DÉDALO
Eu sou um poeta labiríntico,
fruto de um eu labiríntico,
e vice-versa.
Sou um homem labiríntico
e ao fundo de todo dédalo se presume
uma fera mítica, um colosso;
nalgum canto uma pilha de ossos:
troféus canibalescos. Um predador.
Um motivo de medo se pressente;
um porvir de anulação, de morte
ao fundo de cada arcano,
de todo enigma deve haver.
Eu sou o Engenheiro inalcançável
do meu próprio mundo.
Sei o fio de Ariadna, de que contudo
me solto muito amiúde, e me perco,
e me redescubro selvageria
em meio à engenharia, razão e arte.
Meu verso é um portal aberto
para um sem-fim de portas e des-
caminhos.
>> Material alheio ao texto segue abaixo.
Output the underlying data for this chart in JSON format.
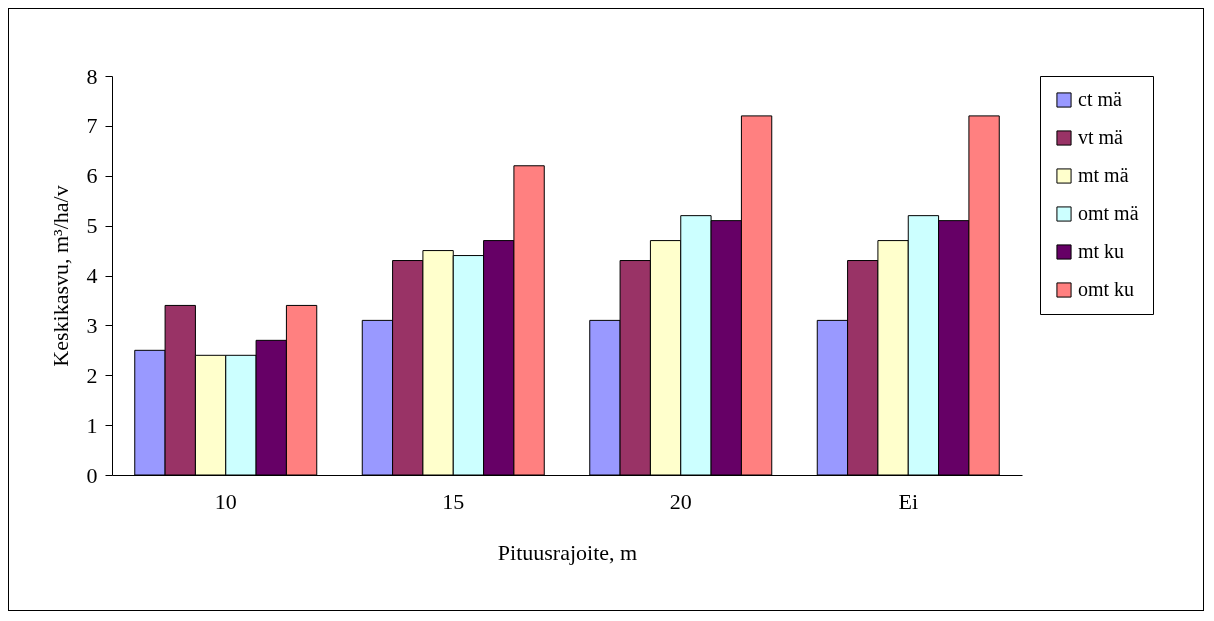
{
  "chart_data": {
    "type": "bar",
    "xlabel": "Pituusrajoite, m",
    "ylabel": "Keskikasvu, m³/ha/v",
    "categories": [
      "10",
      "15",
      "20",
      "Ei"
    ],
    "series": [
      {
        "name": "ct mä",
        "color": "#9999ff",
        "values": [
          2.5,
          3.1,
          3.1,
          3.1
        ]
      },
      {
        "name": "vt mä",
        "color": "#993366",
        "values": [
          3.4,
          4.3,
          4.3,
          4.3
        ]
      },
      {
        "name": "mt mä",
        "color": "#ffffcc",
        "values": [
          2.4,
          4.5,
          4.7,
          4.7
        ]
      },
      {
        "name": "omt mä",
        "color": "#ccffff",
        "values": [
          2.4,
          4.4,
          5.2,
          5.2
        ]
      },
      {
        "name": "mt ku",
        "color": "#660066",
        "values": [
          2.7,
          4.7,
          5.1,
          5.1
        ]
      },
      {
        "name": "omt ku",
        "color": "#ff8080",
        "values": [
          3.4,
          6.2,
          7.2,
          7.2
        ]
      }
    ],
    "ylim": [
      0,
      8
    ],
    "yticks": [
      0,
      1,
      2,
      3,
      4,
      5,
      6,
      7,
      8
    ],
    "grid": false,
    "legend": "right"
  }
}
Trespassa-o de pés descalços,
adentra; busca o seu limite extremo,
perscruta o teu próprio limite.
Fá-lo e, quiçá, não haja volta,
não haja saída; mas fá-lo apenas.
Estamos na região do Ilimitado
do que não confina senão consigo
mesmo e outro. Pois o mesmo des-
vendado já é outro, e outro, e outro.
Mas, quando se olha para trás
-- qual Orfeu --, há tão-só o mesmo.
O passado, o posto. À frente, mais abismo,
e incerteza. Vôo cego, sonho.
O delírio de Ícaro, o pecado adâmico.